A couple of years ago when I was looking for a house in London it was a piece of cake; there were plenty of rooms going that were of good quality at a low (for London at least) price. In 2007 I was able to get a sizeable double room with an en-suite bathroom in zone two with all bills included for £550 a month. Supply and demand was pretty even back then but now, as I’ve been informed by every newspaper I’ve read in recent weeks, the house-sharing market is saturated with people who have been pushed out of the market by rising rental costs in London. Every estate agent I walked into had a sign on the door saying “CALLING ALL LANDLORDS. PROPERTIES DESPERATELY NEEDED,” and when I went in asking about any 3 bedroom properties that might possibly be available you’re greeted with a tired shake of the head and a look that says “Nor will there be. Ever.”
To increase my chances of ever being able to live in a room in someone else’s house, I raised my limit to £650 per month including bills. This was somewhat galling considering that for the past year I have been living in a 2 bedroom flat on my own; I had my own walk-in wardrobe, I could walk around naked all day (as long as I kept an emergency tracksuit near the front door), and I could have a poo with the toilet door open; all for little over £230 a month.
Increasing my budget made no difference though. Hundreds of people have obviously done the same; competition was still fierce and the situation wasn’t helped by the few adverts that trickled through which contained such gems as “I am quiet, into meditation and have cats.” Just who, exactly, is she trying to attract with this kind of statement? Within a microsecond of digesting this my brain had already constructed a complete and detailed image of a woman with dirty, matted brown hair dressed in an Indian sari, and sat cross-legged in the middle of a living room filled with pictures of elephants, spirit crystals, burning incense, and cats that crap on the antique bureaux in the corner. Of course with me being someone who is a bit noisy, who finds the prospect of emptying my mind for an hour about as enjoyable as sticking pins in my eyes, and who finds cats a little bit annoying, I’m probably more prejudiced than most. I can’t help but think though, that she will attract only those people who are most desperate for a place to stay.

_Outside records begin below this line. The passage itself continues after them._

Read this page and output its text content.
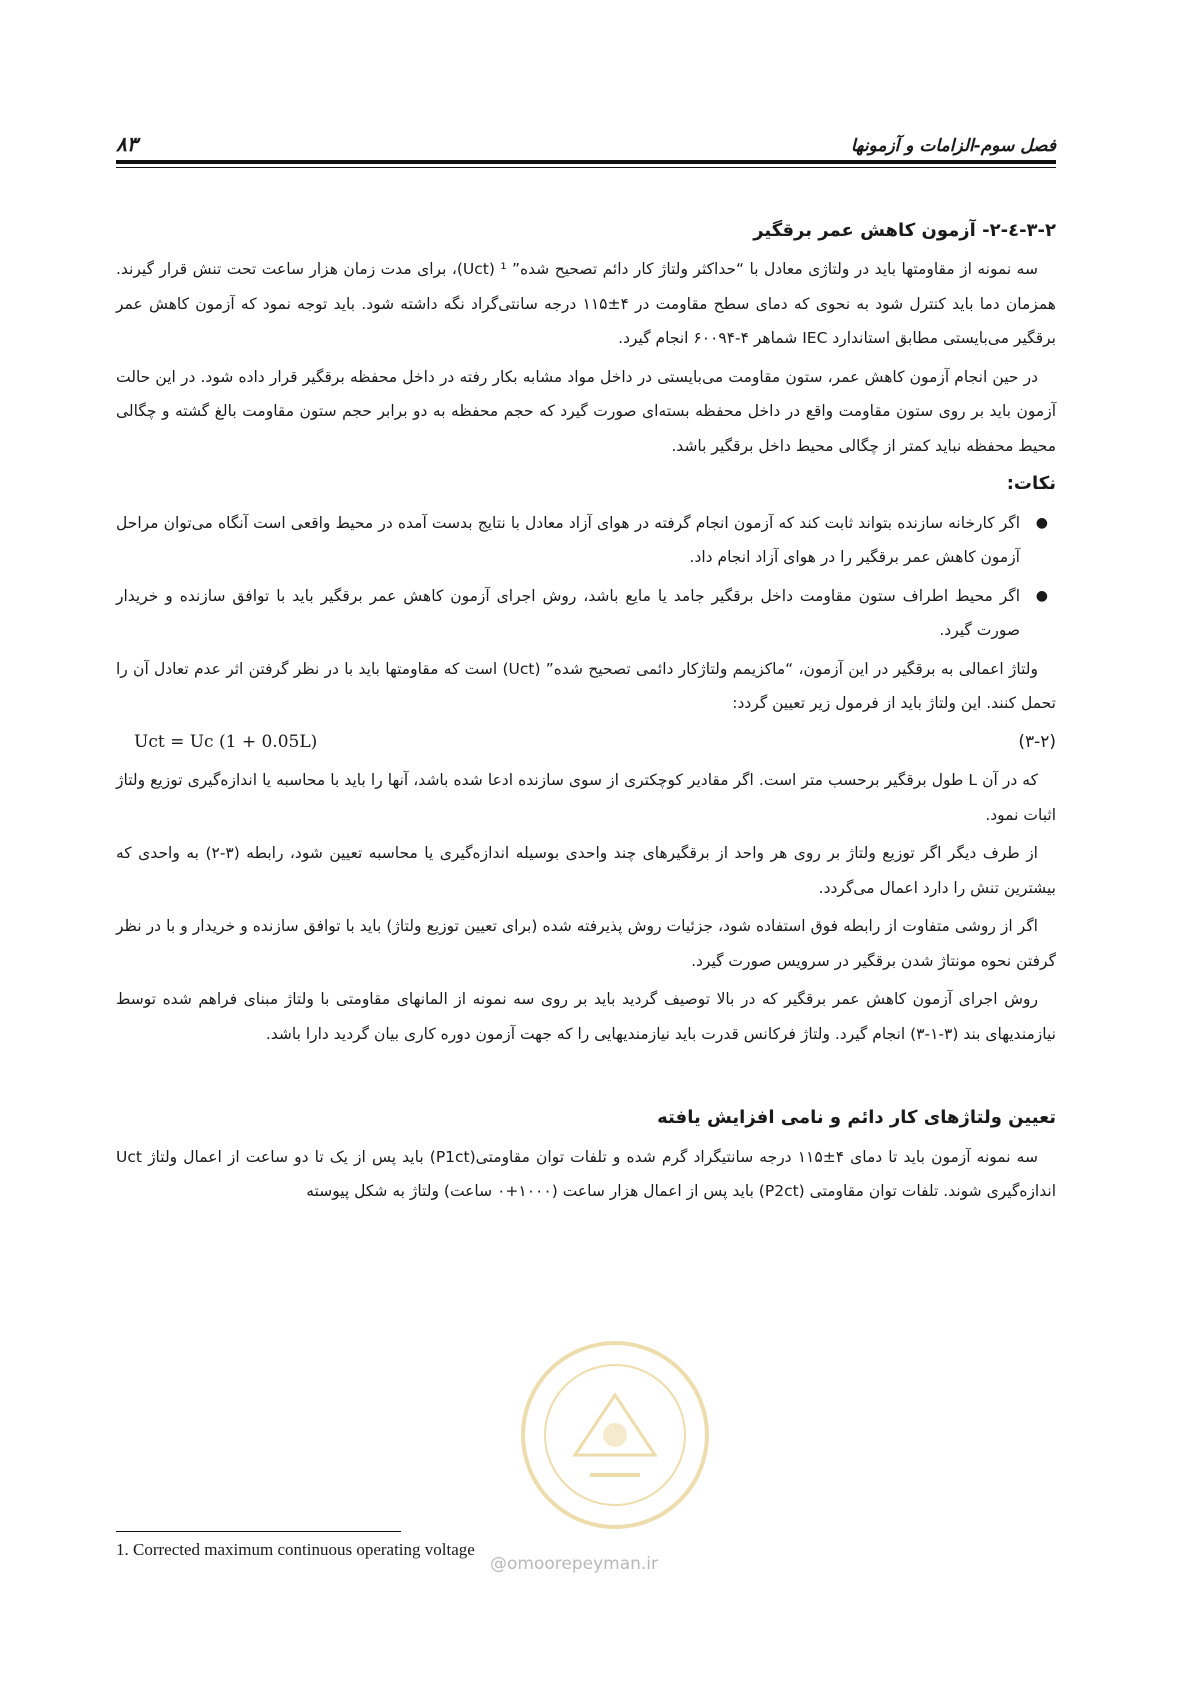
۸۳	فصل سوم-الزامات و آزمونها
۳-۲-٤-۲- آزمون کاهش عمر برقگیر
سه نمونه از مقاومتها باید در ولتاژی معادل با “حداکثر ولتاژ کار دائم تصحیح شده” ¹ (Uct)، برای مدت زمان هزار ساعت تحت تنش قرار گیرند. همزمان دما باید کنترل شود به نحوی که دمای سطح مقاومت در ۴±۱۱۵ درجه سانتی‌گراد نگه داشته شود. باید توجه نمود که آزمون کاهش عمر برقگیر می‌بایستی مطابق استاندارد IEC شماهر ۴-۶۰۰۹۴ انجام گیرد.
در حین انجام آزمون کاهش عمر، ستون مقاومت می‌بایستی در داخل مواد مشابه بکار رفته در داخل محفظه برقگیر قرار داده شود. در این حالت آزمون باید بر روی ستون مقاومت واقع در داخل محفظه بسته‌ای صورت گیرد که حجم محفظه به دو برابر حجم ستون مقاومت بالغ گشته و چگالی محیط محفظه نباید کمتر از چگالی محیط داخل برقگیر باشد.
نکات:
●
اگر کارخانه سازنده بتواند ثابت کند که آزمون انجام گرفته در هوای آزاد معادل با نتایج بدست آمده در محیط واقعی است آنگاه می‌توان مراحل آزمون کاهش عمر برقگیر را در هوای آزاد انجام داد.
●
اگر محیط اطراف ستون مقاومت داخل برقگیر جامد یا مایع باشد، روش اجرای آزمون کاهش عمر برقگیر باید با توافق سازنده و خریدار صورت گیرد.
ولتاژ اعمالی به برقگیر در این آزمون، “ماکزیمم ولتاژکار دائمی تصحیح شده” (Uct) است که مقاومتها باید با در نظر گرفتن اثر عدم تعادل آن را تحمل کنند. این ولتاژ باید از فرمول زیر تعیین گردد:
Uct = Uc (1 + 0.05L)	(۳-۲)
که در آن L طول برقگیر برحسب متر است. اگر مقادیر کوچکتری از سوی سازنده ادعا شده باشد، آنها را باید با محاسبه یا اندازه‌گیری توزیع ولتاژ اثبات نمود.
از طرف دیگر اگر توزیع ولتاژ بر روی هر واحد از برقگیرهای چند واحدی بوسیله اندازه‌گیری یا محاسبه تعیین شود، رابطه (۳-۲) به واحدی که بیشترین تنش را دارد اعمال می‌گردد.
اگر از روشی متفاوت از رابطه فوق استفاده شود، جزئیات روش پذیرفته شده (برای تعیین توزیع ولتاژ) باید با توافق سازنده و خریدار و با در نظر گرفتن نحوه مونتاژ شدن برقگیر در سرویس صورت گیرد.
روش اجرای آزمون کاهش عمر برقگیر که در بالا توصیف گردید باید بر روی سه نمونه از المانهای مقاومتی با ولتاژ مبنای فراهم شده توسط نیازمندیهای بند (۳-۱-۳) انجام گیرد. ولتاژ فرکانس قدرت باید نیازمندیهایی را که جهت آزمون دوره کاری بیان گردید دارا باشد.
تعیین ولتاژهای کار دائم و نامی افزایش یافته
سه نمونه آزمون باید تا دمای ۴±۱۱۵ درجه سانتیگراد گرم شده و تلفات توان مقاومتی(P1ct) باید پس از یک تا دو ساعت از اعمال ولتاژ Uct اندازه‌گیری شوند. تلفات توان مقاومتی (P2ct) باید پس از اعمال هزار ساعت (۱۰۰۰+۰ ساعت) ولتاژ به شکل پیوسته
1. Corrected maximum continuous operating voltage
@omoorepeyman.ir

Or hippies.
In the end though, it has all worked out beautifully. My new housemate and I have found a delightful maisonette in Wood Green opposite a park, newly refurbished for £450 a month each. It came on the market on Friday – the only 3-bed on the market in all the estate agents around Finsbury Park – we viewed it on Saturday, and told them we’d take it there and then.
After 2 months of searching for jobs and houses, everything is finally coming together. Now that I have a home base I can join a gym, change my diet, meet up with old friends; basically do all the things I felt like I couldn’t do before. I also have a great, challenging, techy job a world away from teaching with a steep learning curve and plenty of opportunities for progression.
Now all I need is to find a decent ramen shop and my life will be fulfilled.